For comparison, the Nikon D810 provides 36.3MP while the Canon 5DS has 50 megapixels, and both feature full-frame image sensors.

One aspect that sets the K-1 apart from other full-frame DSLRs is its strong image stabilization capabilities. The image sensor will shift position to make up for any slight movement in the camera as you're using it, which Ricoh says should fix problems with slightly blurred images from camera shake. In fact, the manufacturer claims the K-1's image stabilization system is worth five stops of shutter speed, which is an amazing performance level that -- again -- few DSLRs can match.

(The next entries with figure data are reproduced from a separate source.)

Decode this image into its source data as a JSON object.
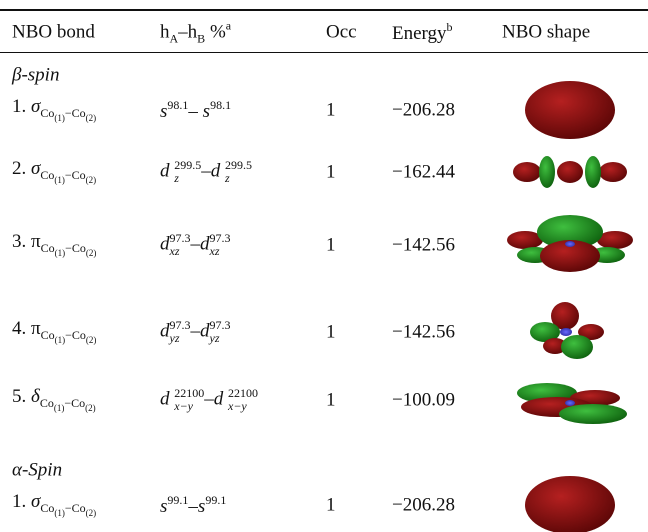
{
  "table": {
    "header": [
      [
        {
          "text": "NBO bond"
        }
      ],
      [
        {
          "text": "h"
        },
        {
          "sub": "A"
        },
        {
          "text": "–h"
        },
        {
          "sub": "B"
        },
        {
          "text": " %"
        },
        {
          "sup": "a"
        }
      ],
      [
        {
          "text": "Occ"
        }
      ],
      [
        {
          "text": "Energy"
        },
        {
          "sup": "b"
        }
      ],
      [
        {
          "text": "NBO shape"
        }
      ]
    ],
    "sections": [
      {
        "label": "β-spin",
        "rows": [
          {
            "bond": [
              {
                "text": "1. "
              },
              {
                "text": "σ",
                "italic": true
              },
              {
                "sub": "Co"
              },
              {
                "sub2": "(1)"
              },
              {
                "sub": "−Co"
              },
              {
                "sub2": "(2)"
              }
            ],
            "hybrid": [
              {
                "text": "s"
              },
              {
                "sup": "98.1"
              },
              {
                "text": "– s"
              },
              {
                "sup": "98.1"
              }
            ],
            "occ": "1",
            "energy": "−206.28"
          },
          {
            "bond": [
              {
                "text": "2. "
              },
              {
                "text": "σ",
                "italic": true
              },
              {
                "sub": "Co"
              },
              {
                "sub2": "(1)"
              },
              {
                "sub": "−Co"
              },
              {
                "sub2": "(2)"
              }
            ],
            "hybrid": [
              {
                "text": "d "
              },
              {
                "sub": "z",
                "sup": "299.5"
              },
              {
                "text": "–d "
              },
              {
                "sub": "z",
                "sup": "299.5"
              }
            ],
            "occ": "1",
            "energy": "−162.44"
          },
          {
            "bond": [
              {
                "text": "3. "
              },
              {
                "text": "π"
              },
              {
                "sub": "Co"
              },
              {
                "sub2": "(1)"
              },
              {
                "sub": "−Co"
              },
              {
                "sub2": "(2)"
              }
            ],
            "hybrid": [
              {
                "text": "d"
              },
              {
                "sub": "xz",
                "sup": "97.3"
              },
              {
                "text": "–d"
              },
              {
                "sub": "xz",
                "sup": "97.3"
              }
            ],
            "occ": "1",
            "energy": "−142.56"
          },
          {
            "bond": [
              {
                "text": "4. "
              },
              {
                "text": "π"
              },
              {
                "sub": "Co"
              },
              {
                "sub2": "(1)"
              },
              {
                "sub": "−Co"
              },
              {
                "sub2": "(2)"
              }
            ],
            "hybrid": [
              {
                "text": "d"
              },
              {
                "sub": "yz",
                "sup": "97.3"
              },
              {
                "text": "–d"
              },
              {
                "sub": "yz",
                "sup": "97.3"
              }
            ],
            "occ": "1",
            "energy": "−142.56"
          },
          {
            "bond": [
              {
                "text": "5. "
              },
              {
                "text": "δ",
                "italic": true
              },
              {
                "sub": "Co"
              },
              {
                "sub2": "(1)"
              },
              {
                "sub": "−Co"
              },
              {
                "sub2": "(2)"
              }
            ],
            "hybrid": [
              {
                "text": "d "
              },
              {
                "sub": "x−y",
                "sup": "22100"
              },
              {
                "text": "–d "
              },
              {
                "sub": "x−y",
                "sup": "22100"
              }
            ],
            "occ": "1",
            "energy": "−100.09"
          }
        ]
      },
      {
        "label": "α-Spin",
        "rows": [
          {
            "bond": [
              {
                "text": "1. "
              },
              {
                "text": "σ",
                "italic": true
              },
              {
                "sub": "Co"
              },
              {
                "sub2": "(1)"
              },
              {
                "sub": "−Co"
              },
              {
                "sub2": "(2)"
              }
            ],
            "hybrid": [
              {
                "text": "s"
              },
              {
                "sup": "99.1"
              },
              {
                "text": "–s"
              },
              {
                "sup": "99.1"
              }
            ],
            "occ": "1",
            "energy": "−206.28"
          }
        ]
      }
    ]
  }
}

Continuous shooting speed is an area where the Pentax K-1 DSLR struggles a bit versus its peers, meaning it won't be as good at sports photography as some other advanced models. You'll be able to shoot at 4.4 frames per second in JPEG mode when using the full 36.3MP of resolution. (The K-1 does offer an APS-C crop mode, which reduces the portion of the image sensor in use and allows the camera to record up to 6.5 frames per second.) 

Another area where the Pentax K-1 doesn't quite match up to similar DSLRs is in terms of the performance of its autofocus system. The AF system seemed a little sluggish during my tests versus some of the other cameras with a similar price point. 


Pentax included an articulated 3.2-inch LCD screen making it easier to shoot odd-angle photos with this model than with cameras that have a fixed position display screen. And when you factor in the K-1's strong image stabilization system, you can hand hold the camera steady while using the LCD to frame photos. Then again, you might not use the LCD all that often to frame photos, as the K-1 provides a high-quality optical viewfinder. We didn't like the menu system on the K-1, as it required several button presses to find the exact command we wanted to use. We think if we had a chance to use the K-1 over a long period of time, rather than for a short testing period, We would've been able to figure out how to make more efficient use of its menus, but it was frustrating to use initially.

The Pentax K-1 makes use of a K lens mount, which matches other Pentax DSLRs, allowing you to share lenses from older Pentax models with the K-1.